You say you like doing character shoots. Does this mean acting is the cards for you?
If you’d asked me a year ago I would have said absolutely not–I love modeling, done. Now, I really do see the connection between modeling and acting and I see the challenge in acting. As a model, I’m always aware of the camera. If there’s a camera over there it’s like a laser in the back of my head–I can feel it and I will model for it. There’s always that awareness of people watching you. When you’re an actress, however, you’ve got to lose all of that. And the challenge for me will be can I do that? And I hopefully think I can with practice and over time. I think more and more that’s going to be a direction I maybe go in. I’ve been working on a project that I can’t go into too much detail on but it’s given me an opportunity so that people will get to see me in a different light perhaps.

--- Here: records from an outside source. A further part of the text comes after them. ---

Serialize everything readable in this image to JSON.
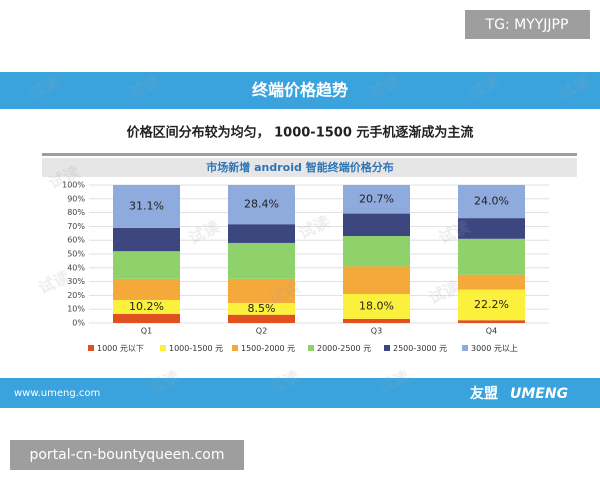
{
  "tag": "TG: MYYJJPP",
  "slide": {
    "title": "终端价格趋势",
    "subtitle": "价格区间分布较为均匀， 1000-1500 元手机逐渐成为主流",
    "footer_url": "www.umeng.com",
    "brand": "友盟",
    "brand_en": "UMENG"
  },
  "watermark": "试读",
  "footer_site": "portal-cn-bountyqueen.com",
  "chart_data": {
    "type": "stacked_bar",
    "title": "市场新增 android 智能终端价格分布",
    "categories": [
      "Q1",
      "Q2",
      "Q3",
      "Q4"
    ],
    "series": [
      {
        "name": "1000 元以下",
        "color": "#e0511f",
        "values": [
          6.5,
          6,
          3,
          2
        ]
      },
      {
        "name": "1000-1500 元",
        "color": "#fbf13c",
        "values": [
          10.2,
          8.5,
          18.0,
          22.2
        ],
        "value_labels": [
          "10.2%",
          "8.5%",
          "18.0%",
          "22.2%"
        ]
      },
      {
        "name": "1500-2000 元",
        "color": "#f5a93a",
        "values": [
          15.3,
          17.5,
          20,
          10.8
        ]
      },
      {
        "name": "2000-2500 元",
        "color": "#8fd16a",
        "values": [
          20,
          26,
          22,
          26
        ]
      },
      {
        "name": "2500-3000 元",
        "color": "#3c4780",
        "values": [
          16.9,
          13.6,
          16.3,
          15
        ]
      },
      {
        "name": "3000 元以上",
        "color": "#8faadc",
        "values": [
          31.1,
          28.4,
          20.7,
          24.0
        ],
        "value_labels": [
          "31.1%",
          "28.4%",
          "20.7%",
          "24.0%"
        ]
      }
    ],
    "ylim": [
      0,
      100
    ],
    "yticks": [
      {
        "value": 0,
        "label": "0%"
      },
      {
        "value": 10,
        "label": "10%"
      },
      {
        "value": 20,
        "label": "20%"
      },
      {
        "value": 30,
        "label": "30%"
      },
      {
        "value": 40,
        "label": "40%"
      },
      {
        "value": 50,
        "label": "50%"
      },
      {
        "value": 60,
        "label": "60%"
      },
      {
        "value": 70,
        "label": "70%"
      },
      {
        "value": 80,
        "label": "80%"
      },
      {
        "value": 90,
        "label": "90%"
      },
      {
        "value": 100,
        "label": "100%"
      }
    ],
    "grid": true
  }
}
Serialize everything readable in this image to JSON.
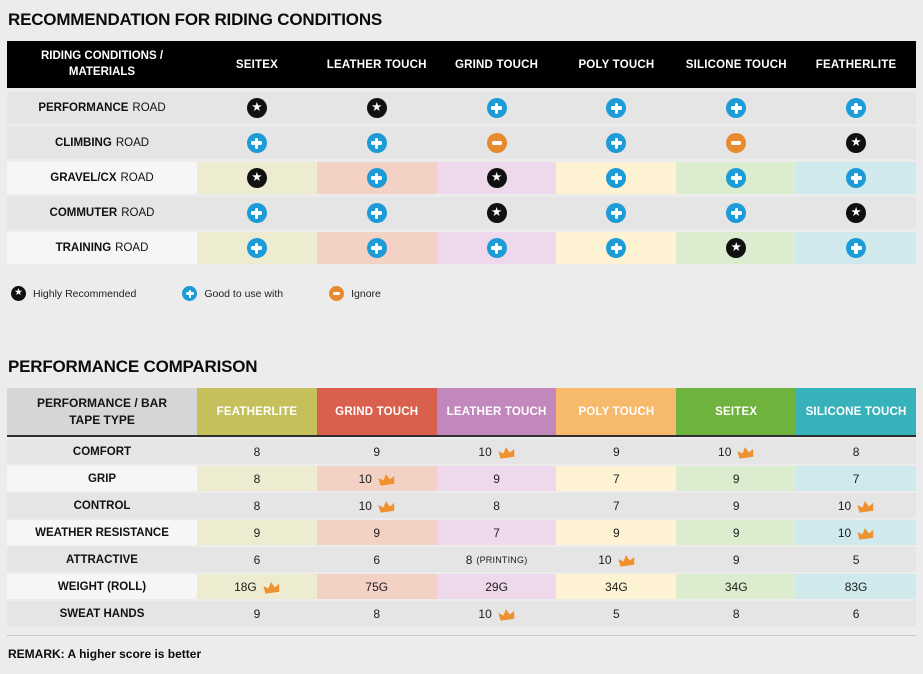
{
  "colors": {
    "page_background": "#ececec",
    "table1_header_bg": "#000000",
    "row_plain": "#e5e5e5",
    "row_label_light": "#f6f6f6",
    "column_tints": [
      "#edecd0",
      "#f4d1c5",
      "#eed9ec",
      "#fdf3d3",
      "#dcedcf",
      "#cfe9ec"
    ],
    "star_icon": "#101010",
    "plus_icon": "#1d9bd7",
    "minus_icon": "#e78a2e",
    "crown_icon": "#f0912f"
  },
  "section1": {
    "title": "RECOMMENDATION FOR RIDING CONDITIONS",
    "table": {
      "header_label": "RIDING CONDITIONS / MATERIALS",
      "columns": [
        "SEITEX",
        "LEATHER TOUCH",
        "GRIND TOUCH",
        "POLY TOUCH",
        "SILICONE TOUCH",
        "FEATHERLITE"
      ],
      "rows": [
        {
          "label_bold": "PERFORMANCE",
          "label_rest": "ROAD",
          "tinted": false,
          "cells": [
            "star",
            "star",
            "plus",
            "plus",
            "plus",
            "plus"
          ]
        },
        {
          "label_bold": "CLIMBING",
          "label_rest": "ROAD",
          "tinted": false,
          "cells": [
            "plus",
            "plus",
            "minus",
            "plus",
            "minus",
            "star"
          ]
        },
        {
          "label_bold": "GRAVEL/CX",
          "label_rest": "ROAD",
          "tinted": true,
          "cells": [
            "star",
            "plus",
            "star",
            "plus",
            "plus",
            "plus"
          ]
        },
        {
          "label_bold": "COMMUTER",
          "label_rest": "ROAD",
          "tinted": false,
          "cells": [
            "plus",
            "plus",
            "star",
            "plus",
            "plus",
            "star"
          ]
        },
        {
          "label_bold": "TRAINING",
          "label_rest": "ROAD",
          "tinted": true,
          "cells": [
            "plus",
            "plus",
            "plus",
            "plus",
            "star",
            "plus"
          ]
        }
      ]
    },
    "legend": [
      {
        "icon": "star",
        "label": "Highly Recommended"
      },
      {
        "icon": "plus",
        "label": "Good to use with"
      },
      {
        "icon": "minus",
        "label": "Ignore"
      }
    ]
  },
  "section2": {
    "title": "PERFORMANCE COMPARISON",
    "table": {
      "header_label": "PERFORMANCE / BAR TAPE TYPE",
      "columns": [
        {
          "label": "FEATHERLITE",
          "color": "#c5c05c"
        },
        {
          "label": "GRIND TOUCH",
          "color": "#d8604d"
        },
        {
          "label": "LEATHER TOUCH",
          "color": "#c287bd"
        },
        {
          "label": "POLY TOUCH",
          "color": "#f7b96b"
        },
        {
          "label": "SEITEX",
          "color": "#6db33e"
        },
        {
          "label": "SILICONE TOUCH",
          "color": "#38b2ba"
        }
      ],
      "rows": [
        {
          "label": "COMFORT",
          "tinted": false,
          "cells": [
            {
              "value": "8"
            },
            {
              "value": "9"
            },
            {
              "value": "10",
              "crown": true
            },
            {
              "value": "9"
            },
            {
              "value": "10",
              "crown": true
            },
            {
              "value": "8"
            }
          ]
        },
        {
          "label": "GRIP",
          "tinted": true,
          "cells": [
            {
              "value": "8"
            },
            {
              "value": "10",
              "crown": true
            },
            {
              "value": "9"
            },
            {
              "value": "7"
            },
            {
              "value": "9"
            },
            {
              "value": "7"
            }
          ]
        },
        {
          "label": "CONTROL",
          "tinted": false,
          "cells": [
            {
              "value": "8"
            },
            {
              "value": "10",
              "crown": true
            },
            {
              "value": "8"
            },
            {
              "value": "7"
            },
            {
              "value": "9"
            },
            {
              "value": "10",
              "crown": true
            }
          ]
        },
        {
          "label": "WEATHER RESISTANCE",
          "tinted": true,
          "cells": [
            {
              "value": "9"
            },
            {
              "value": "9"
            },
            {
              "value": "7"
            },
            {
              "value": "9"
            },
            {
              "value": "9"
            },
            {
              "value": "10",
              "crown": true
            }
          ]
        },
        {
          "label": "ATTRACTIVE",
          "tinted": false,
          "cells": [
            {
              "value": "6"
            },
            {
              "value": "6"
            },
            {
              "value": "8",
              "suffix": "(PRINTING)"
            },
            {
              "value": "10",
              "crown": true
            },
            {
              "value": "9"
            },
            {
              "value": "5"
            }
          ]
        },
        {
          "label": "WEIGHT (ROLL)",
          "tinted": true,
          "cells": [
            {
              "value": "18G",
              "crown": true
            },
            {
              "value": "75G"
            },
            {
              "value": "29G"
            },
            {
              "value": "34G"
            },
            {
              "value": "34G"
            },
            {
              "value": "83G"
            }
          ]
        },
        {
          "label": "SWEAT HANDS",
          "tinted": false,
          "cells": [
            {
              "value": "9"
            },
            {
              "value": "8"
            },
            {
              "value": "10",
              "crown": true
            },
            {
              "value": "5"
            },
            {
              "value": "8"
            },
            {
              "value": "6"
            }
          ]
        }
      ]
    },
    "remark": "REMARK: A higher score is better"
  },
  "chart_data": [
    {
      "type": "table",
      "title": "RECOMMENDATION FOR RIDING CONDITIONS",
      "row_header": "RIDING CONDITIONS / MATERIALS",
      "columns": [
        "SEITEX",
        "LEATHER TOUCH",
        "GRIND TOUCH",
        "POLY TOUCH",
        "SILICONE TOUCH",
        "FEATHERLITE"
      ],
      "rows": [
        {
          "label": "PERFORMANCE ROAD",
          "values": [
            "Highly Recommended",
            "Highly Recommended",
            "Good to use with",
            "Good to use with",
            "Good to use with",
            "Good to use with"
          ]
        },
        {
          "label": "CLIMBING ROAD",
          "values": [
            "Good to use with",
            "Good to use with",
            "Ignore",
            "Good to use with",
            "Ignore",
            "Highly Recommended"
          ]
        },
        {
          "label": "GRAVEL/CX ROAD",
          "values": [
            "Highly Recommended",
            "Good to use with",
            "Highly Recommended",
            "Good to use with",
            "Good to use with",
            "Good to use with"
          ]
        },
        {
          "label": "COMMUTER ROAD",
          "values": [
            "Good to use with",
            "Good to use with",
            "Highly Recommended",
            "Good to use with",
            "Good to use with",
            "Highly Recommended"
          ]
        },
        {
          "label": "TRAINING ROAD",
          "values": [
            "Good to use with",
            "Good to use with",
            "Good to use with",
            "Good to use with",
            "Highly Recommended",
            "Good to use with"
          ]
        }
      ],
      "legend": [
        "Highly Recommended",
        "Good to use with",
        "Ignore"
      ]
    },
    {
      "type": "table",
      "title": "PERFORMANCE COMPARISON",
      "row_header": "PERFORMANCE / BAR TAPE TYPE",
      "columns": [
        "FEATHERLITE",
        "GRIND TOUCH",
        "LEATHER TOUCH",
        "POLY TOUCH",
        "SEITEX",
        "SILICONE TOUCH"
      ],
      "rows": [
        {
          "label": "COMFORT",
          "values": [
            "8",
            "9",
            "10 (best)",
            "9",
            "10 (best)",
            "8"
          ]
        },
        {
          "label": "GRIP",
          "values": [
            "8",
            "10 (best)",
            "9",
            "7",
            "9",
            "7"
          ]
        },
        {
          "label": "CONTROL",
          "values": [
            "8",
            "10 (best)",
            "8",
            "7",
            "9",
            "10 (best)"
          ]
        },
        {
          "label": "WEATHER RESISTANCE",
          "values": [
            "9",
            "9",
            "7",
            "9",
            "9",
            "10 (best)"
          ]
        },
        {
          "label": "ATTRACTIVE",
          "values": [
            "6",
            "6",
            "8 (PRINTING)",
            "10 (best)",
            "9",
            "5"
          ]
        },
        {
          "label": "WEIGHT (ROLL)",
          "values": [
            "18G (best)",
            "75G",
            "29G",
            "34G",
            "34G",
            "83G"
          ]
        },
        {
          "label": "SWEAT HANDS",
          "values": [
            "9",
            "8",
            "10 (best)",
            "5",
            "8",
            "6"
          ]
        }
      ],
      "remark": "REMARK: A higher score is better"
    }
  ]
}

Speaking of seeing you in a different light, a lot of people have a lot to say about your size and how it’s changed–and not all of it is nice. How do you feel about that and how do you cope?
When it comes to my size being a topic–the topic of size in general and acceptance of all body types is a good direction where diversity and women feeling good is the focus.
Do I like the fact that people have huge arguments over my size and whether it’s ok? No matter what size I am, it’s OK because I’m fine. Health is the most important thing. So I think that sometimes when there’s this kind of bashing–this ‘Is she a plus size model?’ I mean, I didn’t make that the technical term. I didn’t invent it. If anything, people get angry at me for using a term like plus size but I didn’t invent the system. Actually, I’m thankful that there is a place where size 8s all the way up to 20s can go and still model and can experience how wonderful this job is without the pressure.
Does the bashing you described–people angry over the fact that you are not “plus size” etc.,–ever get to you?
The thing is, I was recovering from anorexia. My body’s going to do some things that I don’t expect. It’s a learning process for me. The problem is when we start bashing and saying ‘Oh i think she’s not as pretty when she’s this thin’ or I even read a comment where it said I was emaciated. I’ve been called fat a million times but when someone called me emaciated, I’ve got to be honest, I got really really angry. I am not emaciated. It’s funny because if I, for instance gained the weight because I was listening to them, I’d be doing the very same thing I was doing when I started out in this industry. I was listening to others to decide where my weight should be and who I should be in general. And I refuse to do that again. It would be more hypocritical.